Birgit starrte immer noch auf die blutige Mütze.
„Wo ist er?“, fragte sie. Ohne ihre langen Beine aus den Augen zu lassen, sagte der Alte: „Wie gesagt, wir brauchen nur Weibchen.“
Birgit starrte auf das zugeschaufelte Loch und schrie.
„Papa“, sagte Laura und streckte ihm ängstlich ihre Hand entgegen. Andreas gelangte nur einen Schritt auf sie zu, dann sprang der Junge blitzschnell mit seiner Schaufel vor und schlug ihn von hinten nieder.

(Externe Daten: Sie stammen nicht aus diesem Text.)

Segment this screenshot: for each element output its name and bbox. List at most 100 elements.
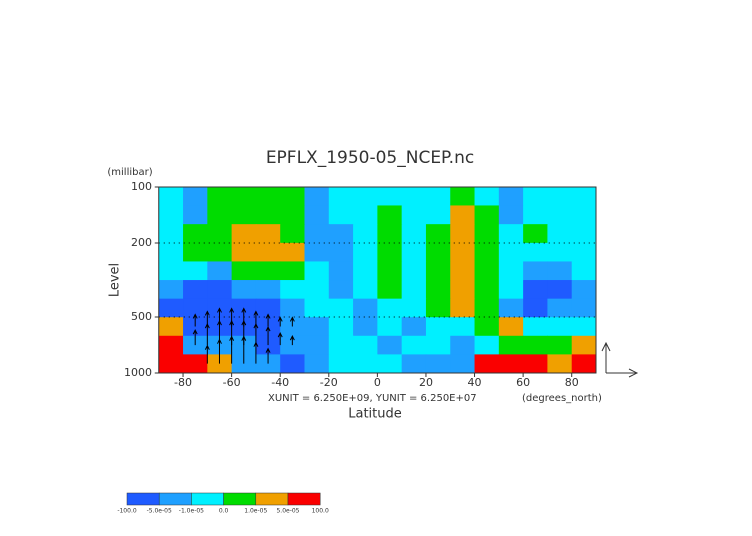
field-cell [401,224,427,244]
flux-vector [217,338,222,364]
field-cell [231,187,257,206]
field-cell [255,224,281,244]
colorbar-label: 5.0e-05 [276,508,299,515]
field-cell [377,317,403,337]
field-cell [547,261,573,281]
field-cell [304,187,330,206]
colorbar-label: -5.0e-05 [147,508,172,515]
field-cell [231,280,257,300]
field-cell [547,187,573,206]
field-cell [158,280,184,300]
field-cell [498,261,524,281]
field-cell [353,280,378,300]
field-cell [207,261,233,281]
field-cell [207,224,233,244]
field-cell [377,224,403,244]
field-cell [523,335,548,355]
field-cell [255,242,281,262]
field-cell [304,280,330,300]
flux-vector [277,331,283,346]
flux-vector [204,344,210,364]
field-cell [207,242,233,262]
field-cell [450,354,476,374]
field-cell [498,205,524,225]
field-cell [280,224,305,244]
field-cell [353,298,378,318]
field-cell [498,224,524,244]
field-cell [523,261,548,281]
field-cell [255,205,281,225]
flux-vector [265,325,271,346]
field-cell [328,317,354,337]
field-cell [377,354,403,374]
field-cell [547,280,573,300]
field-cell [231,205,257,225]
field-cell [474,354,500,374]
field-cell [425,298,451,318]
flux-vector [289,316,295,327]
field-cell [474,187,500,206]
field-cell [547,242,573,262]
field-cell [474,261,500,281]
flux-vector [253,341,259,364]
field-cell [207,354,233,374]
colorbar-box [287,492,321,506]
field-cell [450,205,476,225]
field-cell [328,242,354,262]
field-cell [207,205,233,225]
field-cell [255,261,281,281]
colorbar-label: -1.0e-05 [179,508,204,515]
x-tick-label: 20 [419,376,433,389]
colorbar-label: 1.0e-05 [244,508,267,515]
field-cell [304,354,330,374]
field-cell [280,298,305,318]
field-cell [474,317,500,337]
colorbar-box [158,492,192,506]
field-cell [401,187,427,206]
field-cell [183,242,208,262]
field-cell [158,317,184,337]
field-cell [328,187,354,206]
field-cell [547,224,573,244]
field-cell [450,187,476,206]
field-cell [328,298,354,318]
field-cell [377,205,403,225]
field-cell [523,298,548,318]
field-cell [523,187,548,206]
field-cell [523,242,548,262]
field-cell [425,224,451,244]
field-cell [498,335,524,355]
field-cell [255,298,281,318]
field-cell [401,354,427,374]
field-cell [498,298,524,318]
field-cell [158,187,184,206]
field-cell [304,298,330,318]
x-tick-label: -20 [320,376,338,389]
field-cell [377,242,403,262]
flux-vector [192,328,198,346]
field-cell [377,261,403,281]
field-cell [450,280,476,300]
field-cell [425,187,451,206]
field-cell [571,261,597,281]
field-cell [183,298,208,318]
y-tick-label: 1000 [124,366,152,379]
field-cell [547,298,573,318]
field-cell [158,261,184,281]
field-cell [571,280,597,300]
flux-vector [241,335,247,364]
field-cell [571,317,597,337]
field-cell [353,261,378,281]
overlay: 100 200 500 1000 -80 -60 -40 -20 0 20 40 60 80 [124,180,597,389]
field-cell [183,261,208,281]
x-tick-label: -60 [223,376,241,389]
flux-vector [204,322,210,346]
x-tick-label: 40 [468,376,482,389]
field-cell [328,335,354,355]
field-cell [401,317,427,337]
field-cell [328,224,354,244]
flux-vector [265,347,271,364]
field-cell [353,205,378,225]
colorbar-label: -100.0 [117,508,137,515]
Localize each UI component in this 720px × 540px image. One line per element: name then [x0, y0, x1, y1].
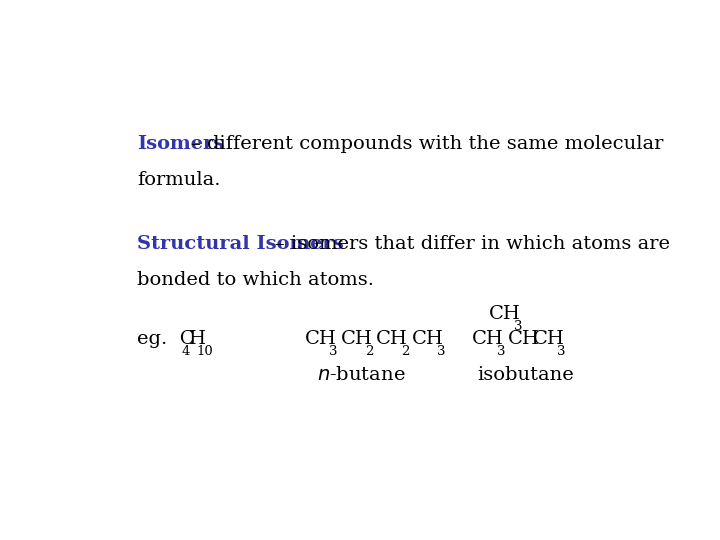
Text: Isomers: Isomers [138, 136, 225, 153]
Text: isobutane: isobutane [478, 366, 575, 383]
Text: CH: CH [508, 330, 540, 348]
Text: – different compounds with the same molecular: – different compounds with the same mole… [191, 136, 663, 153]
Text: 10: 10 [197, 345, 213, 358]
Text: CH: CH [305, 330, 337, 348]
Text: 3: 3 [436, 345, 445, 358]
Text: 2: 2 [365, 345, 374, 358]
Text: $n$-butane: $n$-butane [317, 366, 405, 383]
Text: formula.: formula. [138, 171, 221, 189]
Text: CH: CH [377, 330, 408, 348]
Text: eg.  C: eg. C [138, 330, 195, 348]
Text: CH: CH [533, 330, 564, 348]
Text: CH: CH [472, 330, 504, 348]
Text: 3: 3 [557, 345, 565, 358]
Text: 2: 2 [401, 345, 409, 358]
Text: Structural Isomers: Structural Isomers [138, 235, 344, 253]
Text: – isomers that differ in which atoms are: – isomers that differ in which atoms are [275, 235, 670, 253]
Text: bonded to which atoms.: bonded to which atoms. [138, 271, 374, 288]
Text: H: H [189, 330, 206, 348]
Text: 3: 3 [513, 320, 522, 333]
Text: 3: 3 [497, 345, 505, 358]
Text: 4: 4 [181, 345, 190, 358]
Text: CH: CH [489, 305, 521, 323]
Text: CH: CH [341, 330, 372, 348]
Text: CH: CH [412, 330, 444, 348]
Text: 3: 3 [329, 345, 338, 358]
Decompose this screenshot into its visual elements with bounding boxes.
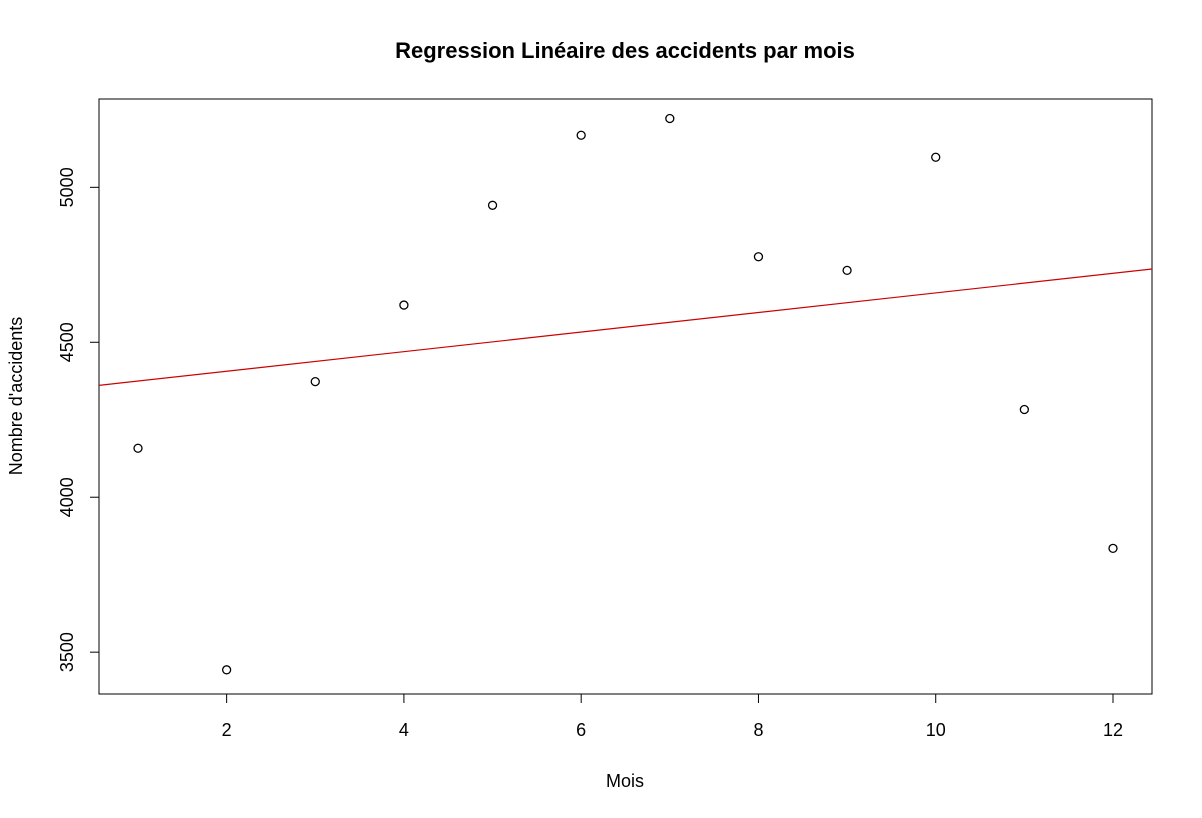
plot-frame xyxy=(98,98,1153,695)
x-tick-label: 12 xyxy=(1103,720,1123,740)
x-tick-label: 2 xyxy=(222,720,232,740)
x-axis-label: Mois xyxy=(606,771,644,791)
y-tick-label: 5000 xyxy=(57,167,77,207)
x-tick-label: 8 xyxy=(753,720,763,740)
data-point xyxy=(1019,404,1030,415)
data-point xyxy=(931,152,941,162)
x-tick-label: 10 xyxy=(926,720,946,740)
data-point xyxy=(665,113,675,124)
y-tick-label: 3500 xyxy=(57,632,77,672)
y-tick-label: 4500 xyxy=(57,322,77,362)
chart-title: Regression Linéaire des accidents par mo… xyxy=(395,38,855,63)
x-tick-label: 6 xyxy=(576,720,586,740)
data-point xyxy=(221,665,232,675)
data-point xyxy=(399,300,409,310)
regression-line xyxy=(99,268,1152,386)
y-axis-label: Nombre d'accidents xyxy=(6,317,26,476)
data-point xyxy=(1108,543,1118,553)
data-point xyxy=(487,200,498,210)
data-point xyxy=(576,130,586,140)
data-point xyxy=(753,252,764,262)
y-tick-label: 4000 xyxy=(57,477,77,517)
plot-area: 2 4 6 8 10 12 3500 4000 4500 5000 xyxy=(57,98,1153,740)
data-point xyxy=(310,376,320,387)
data-point xyxy=(842,265,852,276)
data-point xyxy=(133,443,143,453)
x-tick-label: 4 xyxy=(399,720,409,740)
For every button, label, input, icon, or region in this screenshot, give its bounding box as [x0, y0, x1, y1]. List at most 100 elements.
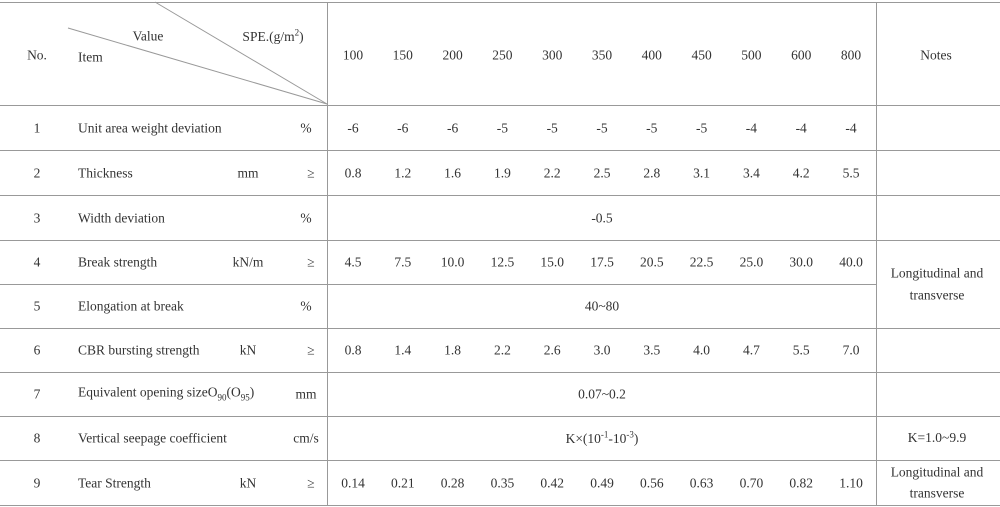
cell-span: 40~80 — [584, 298, 620, 314]
cell-value: -6 — [397, 119, 409, 135]
text-part: SPE.(g/m — [242, 29, 295, 44]
cell-value: 12.5 — [490, 254, 515, 270]
cell-value: 1.8 — [444, 342, 462, 358]
cell-value: 0.14 — [341, 474, 365, 490]
diagonal — [67, 27, 328, 105]
row-sym: ≥ — [307, 342, 315, 358]
row-unit: cm/s — [293, 430, 319, 446]
row-no: 6 — [33, 342, 41, 358]
cell-value: 5.5 — [792, 342, 810, 358]
row-no: 9 — [33, 474, 41, 490]
row-item: Width deviation — [78, 209, 165, 225]
row-no: 7 — [33, 386, 41, 402]
cell-value: -4 — [845, 119, 857, 135]
superscript: -3 — [626, 429, 634, 440]
text-part: O — [207, 384, 218, 400]
header-item: Item — [78, 49, 103, 65]
cell-value: 0.63 — [689, 474, 714, 490]
row-note: Longitudinal and transverse — [890, 463, 984, 501]
spec-label: 200 — [442, 47, 463, 63]
spec-label: 250 — [492, 47, 513, 63]
cell-value: -5 — [695, 119, 708, 135]
row-item: Thickness — [78, 164, 133, 180]
superscript: -1 — [600, 429, 609, 440]
text-part: ) — [299, 29, 304, 44]
cell-value: 22.5 — [689, 254, 714, 270]
header-no: No. — [27, 47, 47, 63]
row-unit: kN/m — [232, 254, 264, 270]
row-item: Tear Strength — [78, 474, 151, 490]
cell-value: 0.21 — [390, 474, 415, 490]
header-value: Value — [132, 28, 164, 44]
row-unit: mm — [295, 386, 317, 402]
row-item: Vertical seepage coefficient — [78, 430, 227, 446]
cell-value: 3.4 — [742, 164, 760, 180]
cell-value: 25.0 — [739, 254, 764, 270]
spec-label: 100 — [342, 47, 364, 63]
spec-label: 600 — [791, 47, 812, 63]
row-note: Longitudinal and transverse — [890, 265, 984, 302]
cell-value: 5.5 — [842, 164, 860, 180]
cell-value: -5 — [546, 119, 558, 135]
cell-value: 4.7 — [742, 342, 760, 358]
row-no: 1 — [33, 119, 41, 135]
cell-value: 7.0 — [842, 342, 860, 358]
cell-value: 0.70 — [739, 474, 764, 490]
header-notes: Notes — [920, 47, 952, 63]
cell-value: 0.8 — [344, 164, 362, 180]
cell-value: 7.5 — [394, 254, 412, 270]
cell-value: 2.8 — [643, 164, 661, 180]
cell-value: 0.42 — [540, 474, 564, 490]
subscript: 90 — [217, 392, 227, 403]
cell-value: 3.5 — [643, 342, 661, 358]
row-item: Unit area weight deviation — [78, 119, 222, 135]
cell-value: 1.2 — [394, 164, 412, 180]
spec-label: 150 — [392, 47, 413, 63]
cell-value: 0.28 — [440, 474, 465, 490]
cell-value: -6 — [446, 119, 459, 135]
text-part: ) — [249, 384, 255, 400]
text-part: -10 — [608, 431, 627, 446]
spec-label: 450 — [691, 47, 712, 63]
cell-value: -5 — [646, 119, 658, 135]
cell-value: 2.2 — [493, 342, 511, 358]
cell-value: 30.0 — [789, 254, 813, 270]
cell-value: 0.56 — [639, 474, 664, 490]
row-note: K=1.0~9.9 — [907, 430, 967, 446]
cell-value: 0.8 — [344, 342, 362, 358]
cell-value: 3.0 — [593, 342, 611, 358]
cell-value: 17.5 — [590, 254, 614, 270]
row-unit: kN — [239, 342, 257, 358]
row-unit: mm — [237, 164, 259, 180]
cell-value: 4.0 — [693, 342, 711, 358]
cell-value: 2.2 — [543, 164, 561, 180]
spec-label: 500 — [741, 47, 762, 63]
diagonal — [154, 1, 328, 105]
row-unit: % — [300, 298, 312, 314]
spec-label: 400 — [641, 47, 662, 63]
cell-value: 1.9 — [493, 164, 511, 180]
row-item: Equivalent opening sizeO90(O95) — [78, 384, 255, 403]
superscript: 2 — [294, 27, 300, 38]
row-sym: ≥ — [307, 164, 315, 180]
cell-value: -5 — [596, 119, 608, 135]
text-part: Equivalent opening size — [78, 384, 208, 400]
subscript: 95 — [240, 392, 250, 403]
cell-value: 20.5 — [639, 254, 664, 270]
cell-value: -5 — [496, 119, 509, 135]
row-unit: kN — [239, 474, 257, 490]
cell-value: 0.35 — [490, 474, 515, 490]
cell-span: -0.5 — [591, 209, 613, 225]
cell-value: 15.0 — [540, 254, 564, 270]
cell-value: 3.1 — [693, 164, 711, 180]
row-no: 4 — [33, 254, 41, 270]
cell-value: 0.49 — [590, 474, 614, 490]
row-unit: % — [300, 209, 312, 225]
cell-value: -4 — [745, 119, 758, 135]
cell-value: 40.0 — [839, 254, 863, 270]
row-no: 5 — [33, 298, 41, 314]
spec-label: 300 — [542, 47, 563, 63]
cell-value: 2.5 — [593, 164, 611, 180]
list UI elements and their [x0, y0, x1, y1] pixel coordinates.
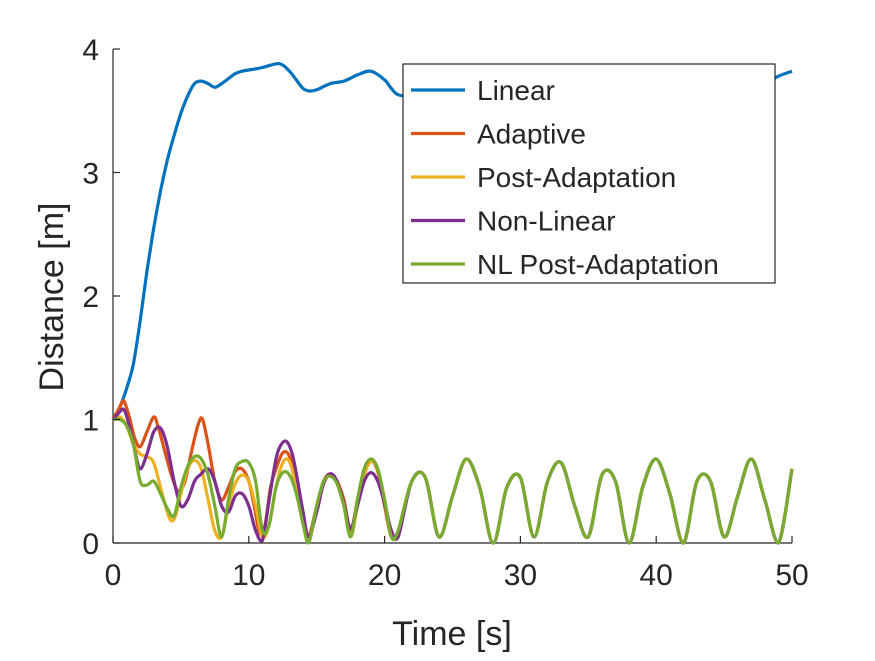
ticks-group: 0 10 20 30 40 50 0 1 2 3 4 — [82, 34, 808, 592]
legend-label: NL Post-Adaptation — [477, 249, 719, 280]
y-axis-label: Distance [m] — [33, 203, 71, 392]
x-axis-label: Time [s] — [392, 615, 512, 653]
x-tick-label: 10 — [232, 559, 265, 592]
legend-label: Non-Linear — [477, 206, 616, 237]
y-tick-label: 2 — [82, 281, 99, 314]
legend: Linear Adaptive Post-Adaptation Non-Linear N… — [402, 63, 776, 284]
legend-box — [402, 63, 776, 284]
series-line-nl-post-adaptation — [112, 417, 794, 545]
x-tick-label: 0 — [105, 559, 122, 592]
x-tick-label: 50 — [775, 559, 808, 592]
y-tick-label: 3 — [82, 158, 99, 191]
legend-label: Post-Adaptation — [477, 162, 676, 193]
x-tick-label: 30 — [504, 559, 537, 592]
x-tick-label: 40 — [640, 559, 673, 592]
y-tick-label: 0 — [82, 528, 99, 561]
y-tick-label: 4 — [82, 34, 99, 67]
y-tick-label: 1 — [82, 405, 99, 438]
legend-label: Adaptive — [477, 119, 586, 150]
series-group — [111, 62, 794, 545]
x-tick-label: 20 — [368, 559, 401, 592]
legend-label: Linear — [477, 75, 555, 106]
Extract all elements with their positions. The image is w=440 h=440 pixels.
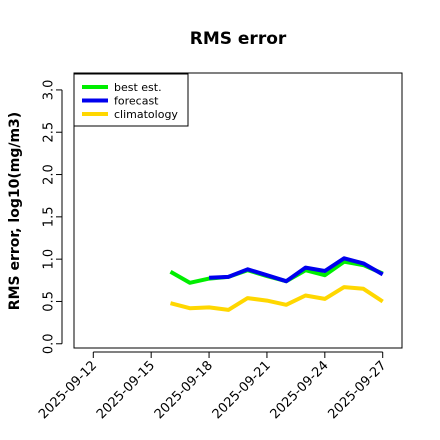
series-line-climatology	[169, 285, 384, 312]
y-axis-label: RMS error, log10(mg/m3)	[7, 112, 23, 310]
y-tick-label: 0.5	[42, 291, 57, 312]
y-tick-label: 0.0	[42, 333, 57, 354]
legend-entry: forecast	[114, 95, 159, 108]
x-tick-label: 2025-09-15	[94, 358, 158, 422]
y-tick-label: 1.0	[42, 249, 57, 270]
series-line-forecast	[209, 256, 384, 284]
x-tick-label: 2025-09-27	[325, 358, 389, 422]
y-tick-label: 1.5	[42, 207, 57, 228]
series-lines	[169, 256, 384, 312]
y-tick-label: 2.0	[42, 164, 57, 185]
x-tick-label: 2025-09-18	[152, 358, 216, 422]
x-tick-label: 2025-09-24	[268, 358, 332, 422]
y-tick-label: 3.0	[42, 80, 57, 101]
legend-entry: best est.	[114, 81, 162, 94]
legend-entry: climatology	[114, 108, 178, 121]
x-tick-label: 2025-09-21	[210, 358, 274, 422]
x-tick-label: 2025-09-12	[36, 358, 100, 422]
plot-frame	[73, 72, 403, 349]
chart-title: RMS error	[190, 29, 287, 49]
y-tick-label: 2.5	[42, 122, 57, 143]
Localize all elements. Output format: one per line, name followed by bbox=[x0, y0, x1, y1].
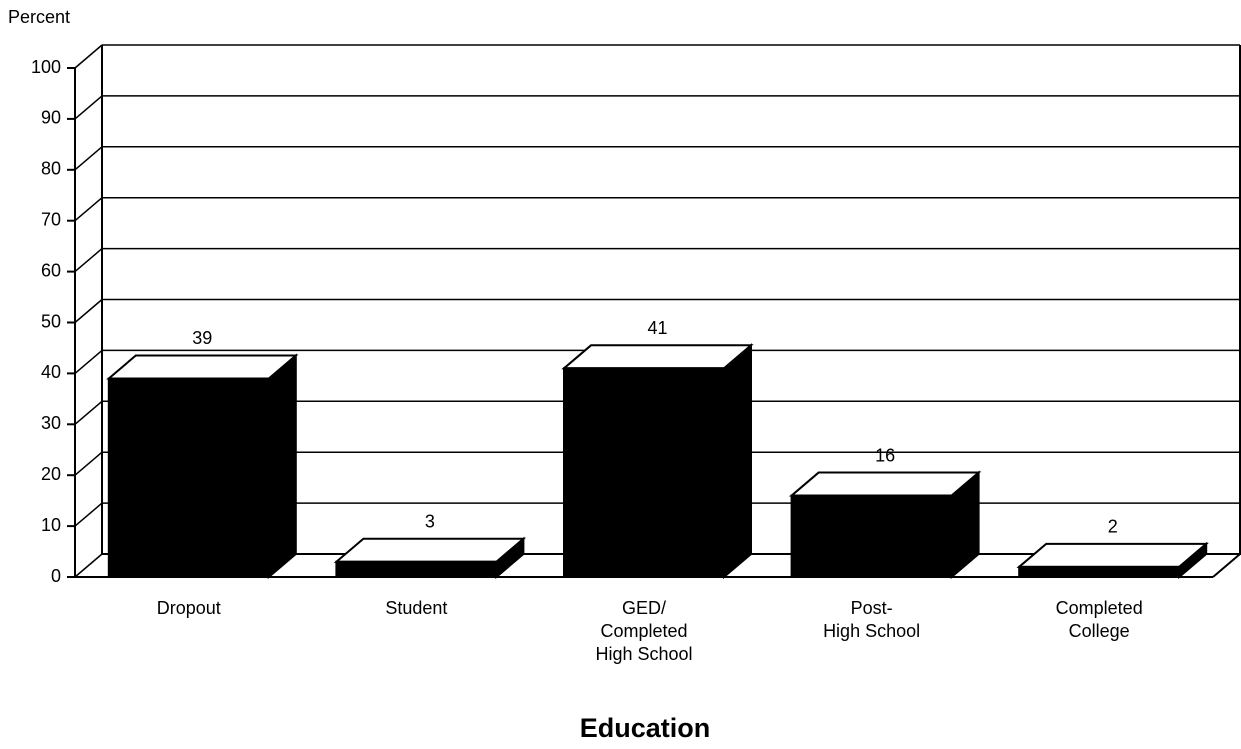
floor-right bbox=[1212, 553, 1241, 578]
bar bbox=[561, 343, 754, 580]
x-tick-label: Completed College bbox=[1055, 598, 1143, 641]
bar-front bbox=[107, 377, 270, 578]
grid-line bbox=[74, 349, 103, 374]
x-axis-label: Education bbox=[580, 713, 711, 743]
y-axis-label: Percent bbox=[8, 7, 70, 27]
y-tick-label: 70 bbox=[41, 209, 61, 229]
bar-front bbox=[1018, 565, 1181, 578]
x-tick-label: GED/ Completed High School bbox=[595, 598, 693, 664]
bar-top bbox=[1016, 542, 1209, 568]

Halb bewusstlos spürte er, wie ihn jemand an seinen Füßen über den trockenen Boden schleifte und ihn dann grob in das Loch warf. Benommen und unfähig sich zu bewegen, sah er, wie die Meute seiner Frau und seiner Tochter Halsbänder anlegten und sie dann wegschleppten.
Er wollte ihnen zurufen, sie sollten schnell verschwinden, doch seine Zunge schien an seinem Gaumen festgenagelt zu sein. Er hörte sein Auto aufheulen und dachte, dass sie es ebenfalls in der Scheune verstecken würden; damit sie niemals gefunden werden.
Er spürte die brennende Sonne auf seiner Haut und den brummenden Schmerz in seinem Schädel. Er sah eine dünne Wolke am ansonsten völlig blauen Himmel. Er sah das grinsende Gesicht des Jungen über sich. Und er spürte, wie der schwachsinnige Junge anfing, Erde in sein Grab zu schaufeln. Schaufel für Schaufel und fröhlich pfeifend verschloss er das Loch.